Só comecei a assistir a primeira temporada de Gotas Divinas depois do anúncio de sua renovação e, quando acabei, fiquei sem entender o porquê de uma segunda temporada. Afinal, a primeira, apesar de não ser exatamente brilhante, conta uma história bem fechada, sem pontas soltas, que consegue trabalhar eficientemente o mundo consideravelmente inacessível e hermético da alta enologia com base em longevo mangá dos irmãos Yuko e Shin Kibayashi, que escrevem sob o pseudônimo compartilhado Tadashi Agi. Uma segunda temporada, pensei logo, teria que forçar a barra para justificar sua existência e isso nunca é um bom sinal.
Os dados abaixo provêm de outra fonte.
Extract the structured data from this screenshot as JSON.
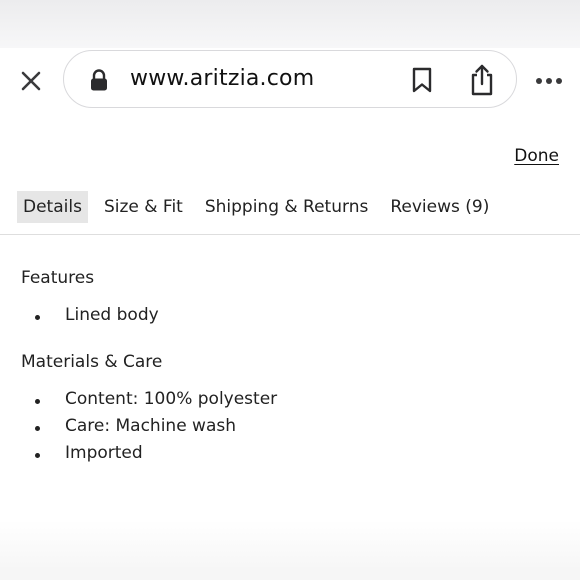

Quando comecei então o conferir o segundo ano, fiquei ainda mais apreensivo quando o advogado de Alexandre Léger (Stanley Weber), três anos depois do encerramento da primeira história, hesitantemente dá um presente de aniversário aos meios-irmãos Camille Léger (Fleur Geffrier) e Issei Tomine (Tomohisa Yamashita): uma garrafa sem rótulo com uma carta do pai desafiando-os a descobrir a origem desse vinho que ele considera divino, o melhor já produzido, algo que ele próprio nunca foi capaz de fazer.

Imediatamente revirei os olhos, achando que a temporada seria uma reedição da primeira, só que, agora, com apenas uma investigação enóloga, o que me deixou com pouquíssima vontade de desbravar o restante, especialmente diante da reação imediata dos irmãos reconciliados, que faz Issei decidir encarar o desafio e Camille fugir dele de forma a também fugir do fantasma do pai, o que os afasta novamente. Mas eu perseverei e, para minha completa surpresa, o segundo ano da série não só não é uma “caça ao tesouro”, como consegue, no final das contas, ser mais interessante do que o primeiro, por ter coragem de lidar com a vida como ela é, ou seja, uma sucessão de escolhas em que cada uma delas pode gerar consequências dramáticas e, às vezes, sem volta. É, por assim dizer, uma ousada abordagem que não tem meias palavras e que não tenta dourar a pílula, com Camille e Issei, cada um de seu jeito, lidando com o passado e sofrendo com isso no presente.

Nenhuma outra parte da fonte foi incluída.